Mais de tous les privilèges dont bénéficie encore Nicolas Sarkozy, il en est un qui dure, un peu oublié, c'est celui qui me forcera à appeler Nicolas Sarkozy "Confrère", si j'avais à le croiser fortuitement à la prison de la Santé dans trois semaines lors de ma permanence commission de discipline, si tant est toutefois qu'il ne bénéficie pas d'un autre privilège, celui de voir sa demande de mise en liberté examinée en un temps record.

Si vous vous rendez sur l'annuaire du barreau de Paris  et que vous y cherchez le nom de Nicolas Sarkozy, vous constaterez que Maître Nicolas Sarkozy est toujours en exercice. Malgré sa condamnation définitive pour corruption de magistrat. Malgré le fait donc qu'une telle condamnation définitive, pour des faits aussi infamants, grossièrement contraires aux obligations déontologiques de l'avocat, aurait dû normalement aboutir à sa radiation.

Cela s'explique facilement : A l'époque , l'Ordre des avocats du barreau de Paris avait pris fait et cause pour Nicolas Sarkozy et son avocat Thierry Herzog, vent debout contre la possibilité pour les enquêteurs de pouvoir écouter les conversations secrètes entre un avocat et son client. Cette possibilité avait bien sûr été contestée par la défense de Nicolas Sarkozy, mais elle avait été in fine jugée parfaitement légale, car le secret des conversations entre un avocat et son client n'est protégé que s'il est utilisé dans l'exercice des droits de la défense et non pour commettre une infraction, ici, la corruption d'un magistrat.

Alors bien sûr, nous pouvons militer en tant qu'avocat pour que les enquêteurs coupent l'écoute dès qu'ils prennent conscience que la personne placée sur écoute converse avec son avocat, tant une telle pratique, si elle peut permettre de sanctionner des abus, a des externalités négatives énormes sur les droits de la défense dans une démocratie. Mais l'Ordre des avocats n'est pas un syndicat militant. Il doit appliquer la loi et nos règles déontologiques. A partir du moment ou la condamnation de Nicolas Sarkozy s'est faite sur une base parfaitement légale, il doit normalement en tirer les conséquences.

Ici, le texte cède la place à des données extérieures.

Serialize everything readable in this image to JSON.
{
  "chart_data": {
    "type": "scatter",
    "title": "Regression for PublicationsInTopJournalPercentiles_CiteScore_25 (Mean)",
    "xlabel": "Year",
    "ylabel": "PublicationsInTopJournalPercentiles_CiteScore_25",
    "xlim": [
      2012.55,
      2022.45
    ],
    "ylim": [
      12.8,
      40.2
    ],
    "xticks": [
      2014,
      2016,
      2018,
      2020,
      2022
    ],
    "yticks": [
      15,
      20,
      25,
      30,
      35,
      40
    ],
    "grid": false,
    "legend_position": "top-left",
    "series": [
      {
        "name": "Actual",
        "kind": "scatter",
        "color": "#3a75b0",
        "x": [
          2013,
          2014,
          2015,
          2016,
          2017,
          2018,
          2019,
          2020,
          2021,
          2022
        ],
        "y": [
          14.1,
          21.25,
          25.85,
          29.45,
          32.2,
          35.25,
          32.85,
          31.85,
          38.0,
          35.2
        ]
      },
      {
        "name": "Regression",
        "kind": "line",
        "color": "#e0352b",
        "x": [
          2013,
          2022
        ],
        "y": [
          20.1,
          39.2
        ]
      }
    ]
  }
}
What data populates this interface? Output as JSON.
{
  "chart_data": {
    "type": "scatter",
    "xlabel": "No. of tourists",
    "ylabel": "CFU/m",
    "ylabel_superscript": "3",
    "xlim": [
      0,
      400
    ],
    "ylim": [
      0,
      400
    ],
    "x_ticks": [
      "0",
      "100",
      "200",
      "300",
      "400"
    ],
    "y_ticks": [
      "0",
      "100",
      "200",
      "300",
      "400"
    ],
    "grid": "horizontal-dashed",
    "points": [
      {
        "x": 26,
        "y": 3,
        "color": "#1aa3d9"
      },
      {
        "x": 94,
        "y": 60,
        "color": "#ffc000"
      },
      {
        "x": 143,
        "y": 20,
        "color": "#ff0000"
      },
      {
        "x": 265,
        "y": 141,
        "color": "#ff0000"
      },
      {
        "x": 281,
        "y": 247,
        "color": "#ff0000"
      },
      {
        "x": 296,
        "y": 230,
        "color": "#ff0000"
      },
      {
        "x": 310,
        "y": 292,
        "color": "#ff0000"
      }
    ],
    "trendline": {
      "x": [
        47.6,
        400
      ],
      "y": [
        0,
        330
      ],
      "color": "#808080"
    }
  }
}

Mais il y a plus. Même pour des condamnations non définitives, l'Ordre peut engager des procédures disciplinaires car le pénal ne tient pas le disciplinaire en l'état. L'on pourrait comprendre qu'il s'abstienne avant la première condamnation, encore que tous nos Confrères ne bénéficient pas de la même mansuétude, voire très récemment pour une Consœur moins connue, au barreau de Rouen.

De plus, l'Ordre peut toujours prendre des mesures conservatoires de suspension avant toute condamnation définitive quand les soupçons à l'encontre d'un avocat sont graves, même au stade des indices graves ou concordants qui justifient une mise en examen tout en préservant la présomption d'innocence.

Qui y-a-t-il de plus grave qu'une condamnation -même frappée d'appel- pour association de malfaiteurs en rapport avec une collusion au plus haut niveau avec une puissance étrangère responsable de la mort de dizaines de Français dans un attentat? De surcroît, quand le procès a démontré que la demande de financement était une contrepartie à un éventuel pardon des auteurs de l'attentat?  Nicolas Sarkozy est présumé innocent, mais les éléments graves qui ont justifié le procès existent toujours.

Sans même parler de sa condamnation en première instance et en appel dans l'affaire "Bygmalion" ou il fut convaincu d'avoir plus que doublé le plafond autorisé pour sa campagne présidentielle de 2012 avec un système de fausse facturation. Là encore, en attendant la décision de la Cour de cassation il est présumé innocent.

Le Barreau a fourni une réponse, dans Le Monde de ce jour : "Inscrit au barreau de Paris depuis 1981, il est « propriétaire de parts [34 %] de son cabinet » d’avocats qu’il a cofondé en 1987, Realyze (6,8 millions d’euros de chiffre d’affaires en 2024), spécialisé en droit des affaires. A ce stade, le barreau de Paris attend un jugement définitif dans l’affaire libyenne avant de vérifier, le cas échéant, si l’intéressé a commis une faute dans l’exercice de ce métier."

Cette raison donnée est une contre vérité. Il n'est absolument pas besoin que l'infraction pénale soit commise strictement en tant qu'avocat pour faire l'objet d'une sanction disciplinaire. Notre serment nous oblige à la probité et à la dignité dans tous les pans de notre vie, et dans toutes nos activités, liées à l'avocature ou non. Et comme dit précédemment, il n'est pas besoin d'une condamnation définitive pour prononcer une sanction disciplinaire, et a fortiori pour prendre des mesures conservatoires devant la gravité des faits.

Le fait d'avoir épargné Nicolas Sarkozy d'un point de vue disciplinaire nous amène aujourd'hui à la situation grotesque d'un avocat laissé en exercice alors qu'il est incarcéré.

Aujourd'hui, j'ai honte de porter la même robe que Nicolas Sarkozy -même si celui-ci ne l'a jamais vraiment portée au quotidien dans son exercice professionnel-. J'ai honte que la dignité d'avocat et son maintien contre toute raison, soit l'une des preuves les plus éclatantes de la persistance des privilèges dans notre pays.

Laisser à Nicolas Sarkozy sa robe dans ces circonstances exceptionnelles où il est incarcéré et où la gravité des faits pour lesquels il a été définitivement condamné a même justifié le retrait de sa Légion d'Honneur, ce n'est pas défendre un avocat, c'est défendre le membre d'une caste. C'est une salissure sur tous les avocats français et c'est aussi fouler au pied le combat pourtant porté par l'Ordre de tous les avocats étrangers qui sont injustement emprisonnés par des pouvoirs autoritaires.

Nicolas Sarkozy peut aujourd'hui faire sienne et détourner la phrase arrogante lancée un jour par Donald Trump : Il pourrait tirer sur un homme en plein Champs Elysées qu'il ne perdrait pas un gramme de ses privilèges.